Not everyone is up to the demands of sidewalk counselling, witnessing and offering help to those who need it, but Mary seems to possess the selflessness and gentleness to do it. An interesting component of Mary’s sidewalk ministry is that she offers a rose to women who are entering the abortuaries. While few accept them, CLC B.C. president John Hof says they are a powerful statement of Mary’s love for these complete strangers and the babies inside them.

She got the idea from a friend who found out that he had almost been killed by abortion. The person then gave a rose to the staff members of the abortuary on his birthday. “I thought that was beautiful and loving,” Mary says, “to reach out to the abortionists this way.”

Glenn Reed says that people “are shocked that someone is talking to them, caring about them at this critical time in their life.” He says there are only a few seconds that sidewalk counsellors have to reach potential abortuary clients. Mary’s unusual outreach tells them “we are called to love everyone.”

Accepting that her daughter was going to be on the front lines and possibly get arrested was not easy for Mrs. Wagner. “Prison is a dangerous place,” she says. “Mary is small, she’s thin. I was horrified thinking what might happen to her in there.”

“I’m stunned by her courage,” her mother explains: courage on the streets witnessing, courage in the courtroom and courage in the prison. That courage and Mary’s ever-present smile relieved some of her mother’s fear. “We’d go and visit her and she’d come into the common room with a great big smile on her face just as she had when we visited her at university.”

While in the Burnaby Correction Centre for Women, Mary was able to talk to other prisoners, about 90 per cent of whom she says have aborted at least one child. One woman confided that she wished someone like Mary was there to offer her hope and friendship when she had aborted her child. She informed women who still suffered from the abortions they went through that post-abortion counselling is available and distributed post-abortion syndrome literature.

She also found opportunities to evangeize in prison. John Hof says that she had requested literature to pass on to inmates. “God used Mary to witness on the streets,” Hof told The Interim while Mary was still in prison, “and now he’s using her in prison to touch the hearts of these women.”

Whatever good came from Mary’s ordeal, the “legal mess” still upsets Mrs. Wagner who wonders “what kind of society would allow abortion, but put a peaceful, loving, caring young woman in jail.”
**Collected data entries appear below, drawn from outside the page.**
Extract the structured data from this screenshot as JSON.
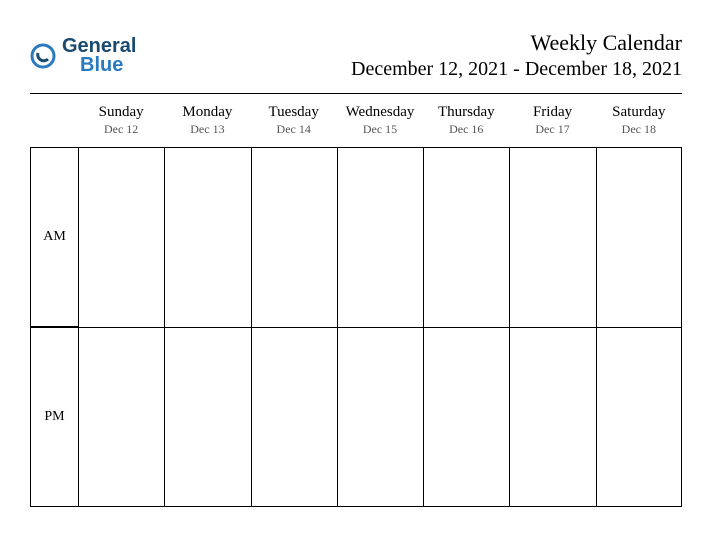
{
  "logo": {
    "word1": "General",
    "word2": "Blue"
  },
  "header": {
    "title": "Weekly Calendar",
    "range": "December 12, 2021 - December 18, 2021"
  },
  "days": [
    {
      "name": "Sunday",
      "date": "Dec 12"
    },
    {
      "name": "Monday",
      "date": "Dec 13"
    },
    {
      "name": "Tuesday",
      "date": "Dec 14"
    },
    {
      "name": "Wednesday",
      "date": "Dec 15"
    },
    {
      "name": "Thursday",
      "date": "Dec 16"
    },
    {
      "name": "Friday",
      "date": "Dec 17"
    },
    {
      "name": "Saturday",
      "date": "Dec 18"
    }
  ],
  "periods": {
    "am": "AM",
    "pm": "PM"
  }
}
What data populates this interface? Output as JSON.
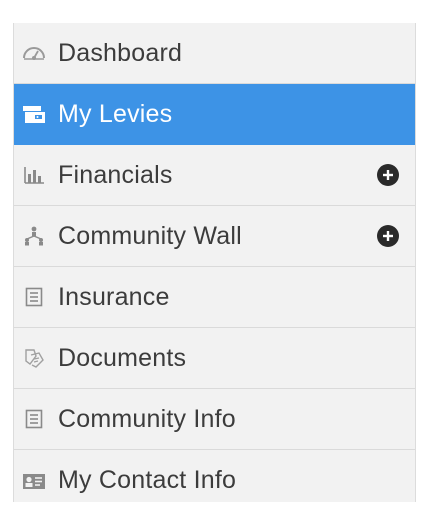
{
  "menu": {
    "items": [
      {
        "label": "Dashboard",
        "icon": "dashboard-gauge-icon",
        "active": false
      },
      {
        "label": "My Levies",
        "icon": "wallet-icon",
        "active": true
      },
      {
        "label": "Financials",
        "icon": "bar-chart-icon",
        "active": false,
        "expandable": true
      },
      {
        "label": "Community Wall",
        "icon": "people-network-icon",
        "active": false,
        "expandable": true
      },
      {
        "label": "Insurance",
        "icon": "document-lines-icon",
        "active": false
      },
      {
        "label": "Documents",
        "icon": "documents-icon",
        "active": false
      },
      {
        "label": "Community Info",
        "icon": "document-lines-icon",
        "active": false
      },
      {
        "label": "My Contact Info",
        "icon": "contact-card-icon",
        "active": false
      }
    ]
  },
  "colors": {
    "active_background": "#3d93e6",
    "menu_background": "#f2f2f2",
    "text": "#3c3c3c",
    "expand_button": "#2a2a2a"
  }
}
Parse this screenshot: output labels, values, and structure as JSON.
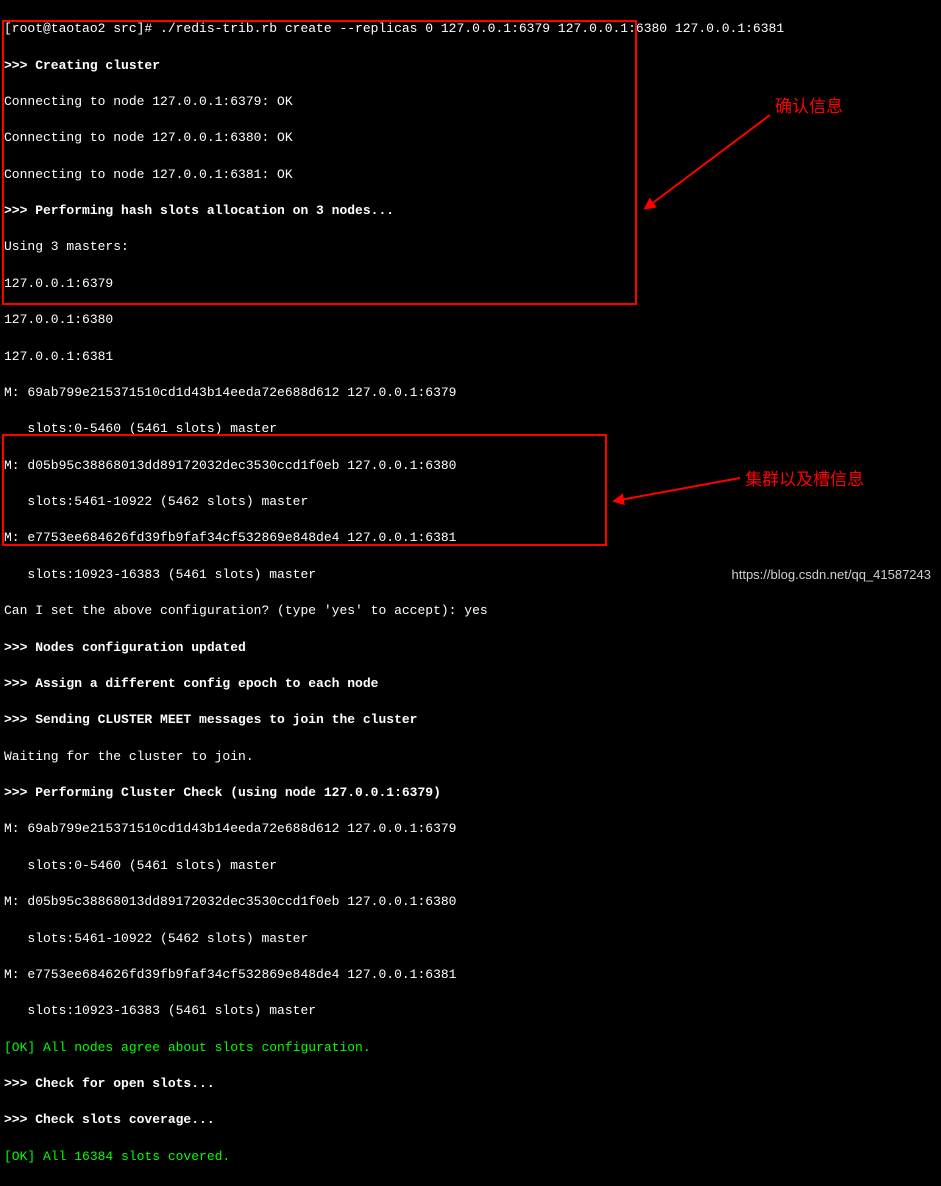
{
  "prompt": "[root@taotao2 src]# ./redis-trib.rb create --replicas 0 127.0.0.1:6379 127.0.0.1:6380 127.0.0.1:6381",
  "creating": ">>> Creating cluster",
  "conn1": "Connecting to node 127.0.0.1:6379: OK",
  "conn2": "Connecting to node 127.0.0.1:6380: OK",
  "conn3": "Connecting to node 127.0.0.1:6381: OK",
  "perform": ">>> Performing hash slots allocation on 3 nodes...",
  "using": "Using 3 masters:",
  "m1a": "127.0.0.1:6379",
  "m2a": "127.0.0.1:6380",
  "m3a": "127.0.0.1:6381",
  "n1": "M: 69ab799e215371510cd1d43b14eeda72e688d612 127.0.0.1:6379",
  "s1": "   slots:0-5460 (5461 slots) master",
  "n2": "M: d05b95c38868013dd89172032dec3530ccd1f0eb 127.0.0.1:6380",
  "s2": "   slots:5461-10922 (5462 slots) master",
  "n3": "M: e7753ee684626fd39fb9faf34cf532869e848de4 127.0.0.1:6381",
  "s3": "   slots:10923-16383 (5461 slots) master",
  "confirm": "Can I set the above configuration? (type 'yes' to accept): yes",
  "updated": ">>> Nodes configuration updated",
  "assign": ">>> Assign a different config epoch to each node",
  "meet": ">>> Sending CLUSTER MEET messages to join the cluster",
  "waiting": "Waiting for the cluster to join.",
  "check": ">>> Performing Cluster Check (using node 127.0.0.1:6379)",
  "cn1": "M: 69ab799e215371510cd1d43b14eeda72e688d612 127.0.0.1:6379",
  "cs1": "   slots:0-5460 (5461 slots) master",
  "cn2": "M: d05b95c38868013dd89172032dec3530ccd1f0eb 127.0.0.1:6380",
  "cs2": "   slots:5461-10922 (5462 slots) master",
  "cn3": "M: e7753ee684626fd39fb9faf34cf532869e848de4 127.0.0.1:6381",
  "cs3": "   slots:10923-16383 (5461 slots) master",
  "ok1": "[OK] All nodes agree about slots configuration.",
  "chk1": ">>> Check for open slots...",
  "chk2": ">>> Check slots coverage...",
  "ok2": "[OK] All 16384 slots covered.",
  "annotation1": "确认信息",
  "annotation2": "集群以及槽信息",
  "watermark": "https://blog.csdn.net/qq_41587243"
}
After the judge’s verdict in one of her court appearances, Mary asked if she could say a few words. She was given permission, and requested a few moments of silence to remember her brothers and sisters who have died by abortion. The judge, who observers said was not friendly to Mary throughout the proceedings, allowed this and those in the courtroom remember several minutes of silence until Mary signalled it was long enough. Her mother says, “you could feel the seconds ticking away but even at this moment she wasn’t thinking about herself.” Such selflessness is not unusual. When she was asked by others what they could do for her while she was in prison she told them to witness for the unborn.

Now that she’s out of prison, Mary is once again helping her mother take care of the younger family members, four of whom have special needs. She gets breakfast ready for her younger brothers and sisters at 7 a.m., helps them get ready, and spends time with them and does the housework during the day.

“It’s a Godsend to have her home,” says her mom, who appreciates the extra help. It gives her some time to run errands or attend to the needs of another child. But such household help is nothing new; Mrs. Wagner recalls even when she was just four years old, “Mary was like a little mother,” as she tried to care for her newborn brother.

Jane Wagner says she is humbled to be Mary’s mother. She doesn’t take any of the credit for the person Mary has become, saying, “God and Mary’s own goodness brought her to this.”

Mary continues to pray for guidance, to know what God wants her to do next. Glenn says Mary is a peaceful, prayerful person who doesn’t talk much. When she does talk, she is soft-spoken. “But she does a lot,” he says admiringly.